0

I want to search recursive for all files in all folders with pathlib, but I want to exclude hidden system files that start with '.' (like '.DS_Store') But I can't find a function like startswith in pathlib. How can I achieve startswith in pathlib? I know how to do it with os.

def recursive_file_count(scan_path):
    root_directory = Path(scan_path)
    fcount = len([f for f in root_directory.glob('**/*') if f.startswith(".")])
    print(fcount)
BenjaminK
  • 653
  • 1
  • 9
  • 26

3 Answers3

5

startswith() is a Python string method, see https://python-reference.readthedocs.io/en/latest/docs/str/startswith.html

Since your f is a Path object, you have to convert it into a string first via str(f)

def recursive_file_count(scan_path):
    root_directory = Path(scan_path)
    fcount = len([f for f in root_directory.glob('**/*') if str(f).startswith(".")])
    print(fcount)
Peter
  • 10,959
  • 2
  • 30
  • 47
4

there is a kind of startswith - You can use pathlib.Path.is_relative_to() :

pathlib.Path.is_relative_to() was added in Python 3.9, if You want to use it on earlier versions (3.6 upwards), You need to use the backport pathlib3x:

$> python -m pip install pathlib3x
$> python
>>> p = Path('/etc/passwd')
>>> p.is_relative_to('/etc')
True
>>> p.is_relative_to('/usr')
False

you can find pathlib3x on github or PyPi

But this still will not help for Your example, because You want to skip FILES that start with '.' - so Your solution is correct - but not very efficient:

def recursive_file_count(scan_path):
    root_directory = Path(scan_path)
    fcount = len([f for f in root_directory.glob('**/*') if not str(f.name).startswith(".")])
    print(fcount)

Imagine You have 2 million files in the scan_path, this would create a list with 2 million pathlib.Path objects. Whow, that will take some time and memory ...

It would be better to have a kind of filter like fnmatch or something for the glob function - I am considering it for pathlib3x.

The Path.glob() returns a generator iterator which needs much less memory.
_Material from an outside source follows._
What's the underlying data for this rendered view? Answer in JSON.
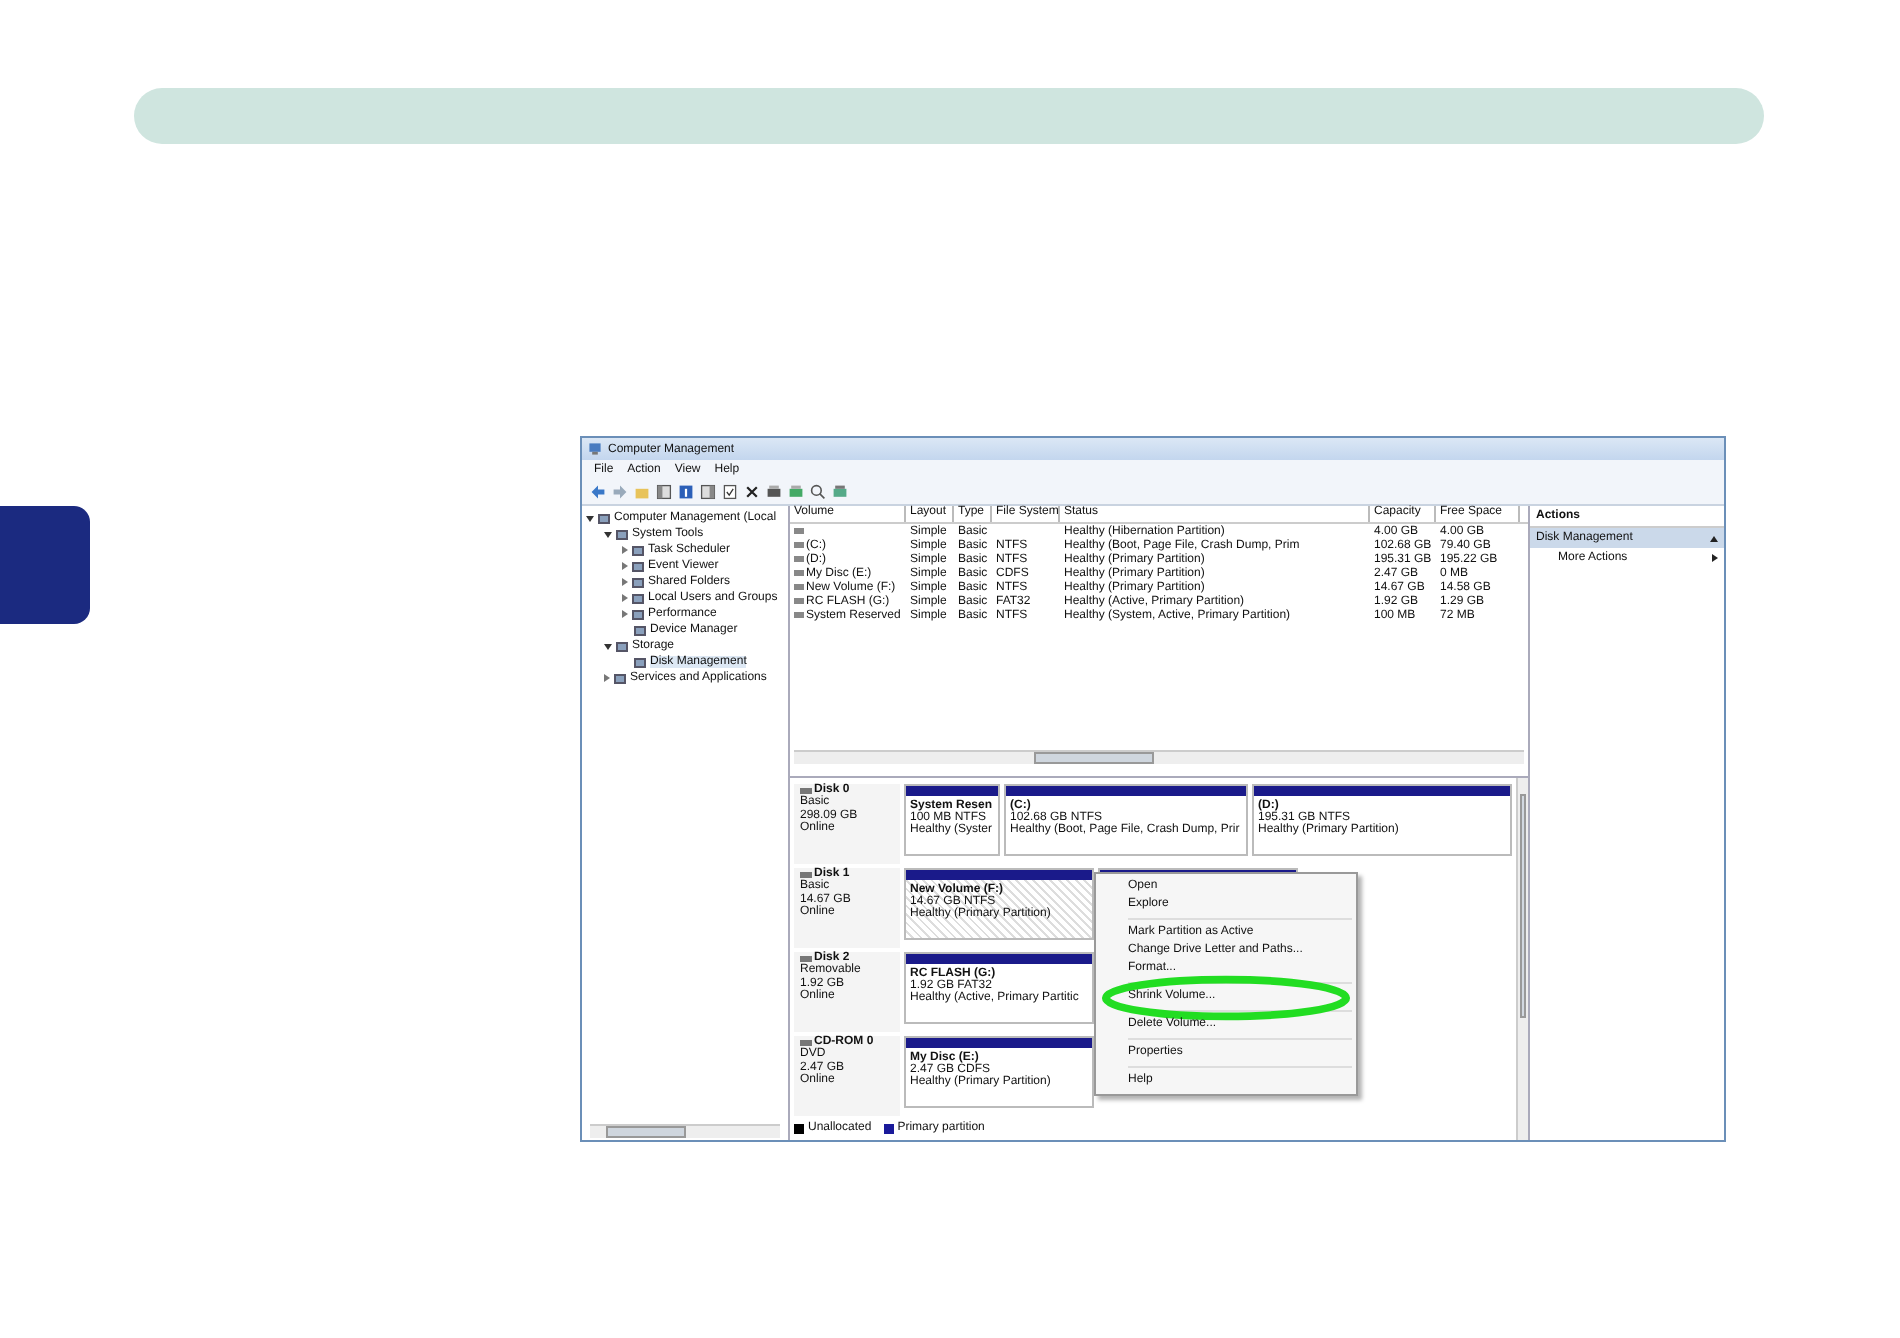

so in order to save memory, the solution can be :

def recursive_file_count(scan_path):
    root_directory = Path(scan_path)
    fcount = 0
    # we only have one instance of f at the time
    for f in root_directory.glob('**/*'):
        if not str(f.name).startswith(".")]):
            fcount = fcount + 1
    print(count)


Disclaimer: I'm the author of the pathlib3x library.

bitranox
  • 1,664
  • 13
  • 21
0

My solution:

def recursive_file_count(scan_path):
    root_directory = Path(scan_path)
    fcount = len([f for f in root_directory.glob('**/*') if not str(f.name).startswith(".")])
    print(fcount)
BenjaminK
  • 653
  • 1
  • 9
  • 26